New biomarkers to improve skin cancer detection and avoid delays in treatment are being developed by researchers at the University of South Australia.
Every 30 minutes, an Australian is diagnosed with melanoma, the most aggressive form of skin cancer. Fortunately, 98% can be successfully treated if the cancer is caught early, but what happens when it’s not?
Thousands of skin lesions are misdiagnosed each year, delaying treatment, and putting lives at risk, says UniSA Ph.D. candidate Giang Lam in a new paper published in Molecular Diagnosis and Therapy.
“Melanomas exhibit a wide range of sizes, shapes, and growth, which can resemble numerous benign and other malignant skin lesions,” Giang says.
“It can make accurate detection difficult, even for expert dermatologists and pathologists. The current markers used in clinical practice to identify cancerous cells and distinguish them from normal cells are not always sensitive or specific. Melanomas are sometimes missed, and this can have fatal consequences.”
Giang, and supervisor Dr. Jessica Logan, a Research Fellow in UniSA’s Clinical and Health Sciences unit, are identifying new detection methods based on abnormal markers in the endosomal system, which flags melanoma growth.
“With melanomas, this system is hyper-activated and plays an important part in initiating melanomas and encouraging their growth. By developing markers that can label these cells in a dark brown color, it will allow pathologists to be 100% accurate.”
Melanoma accounts for most skin cancer-related mortalities globally, responsible for almost 325,000 cases in 2020 and more than 57,000 deaths. Australia has the highest incidence of skin cancer in the world, recording an average of four deaths each day.

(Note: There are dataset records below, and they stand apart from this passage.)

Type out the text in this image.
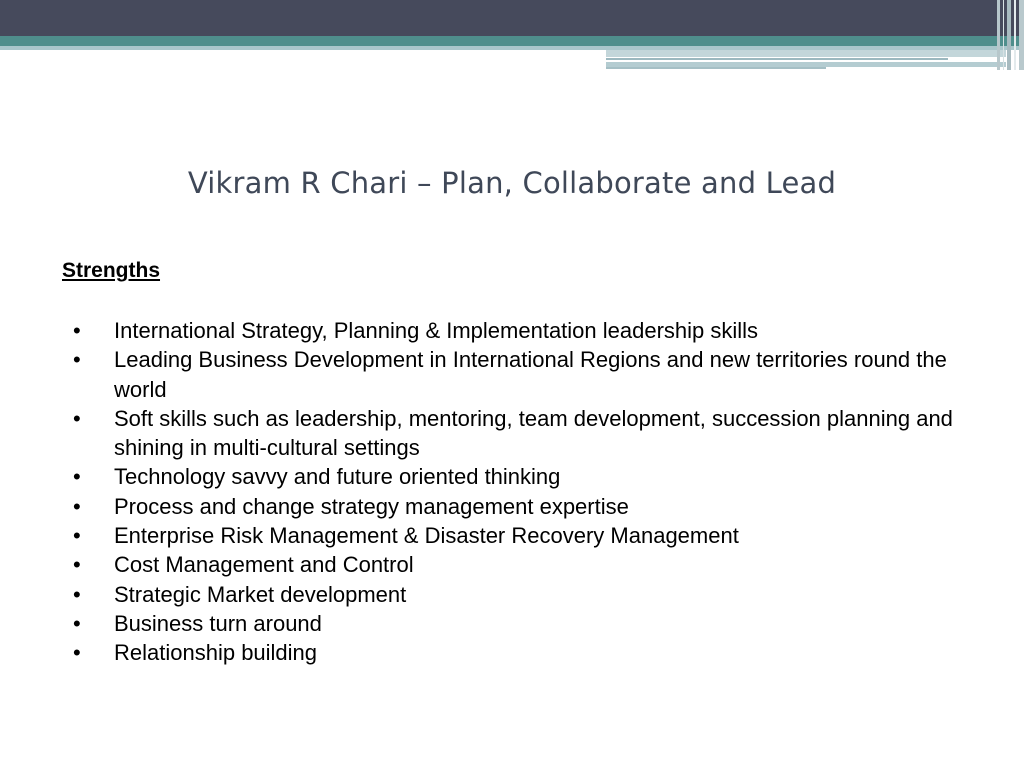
Vikram R Chari – Plan, Collaborate and Lead
Strengths
• International Strategy, Planning & Implementation leadership skills
• Leading Business Development in International Regions and new territories round the world
• Soft skills such as leadership, mentoring, team development, succession planning and shining in multi-cultural settings
• Technology savvy and future oriented thinking
• Process and change strategy management expertise
• Enterprise Risk Management & Disaster Recovery Management
• Cost Management and Control
• Strategic Market development
• Business turn around
• Relationship building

“Our research at UniSA is primarily focused on developing more effective biomarkers for melanoma but also understanding how the disease progresses and the multiple causes,” Dr. Logan says.
“The sun and subsequent UV damage are mainly responsible for causing skin cancer, so wearing sunscreen and getting regular skin checks is a must, but genetics also plays a role. If some of your family members have skin cancer, you also have a higher chance of getting the disease.”
The researchers hope to progress to biomarker clinical trials within the next few years.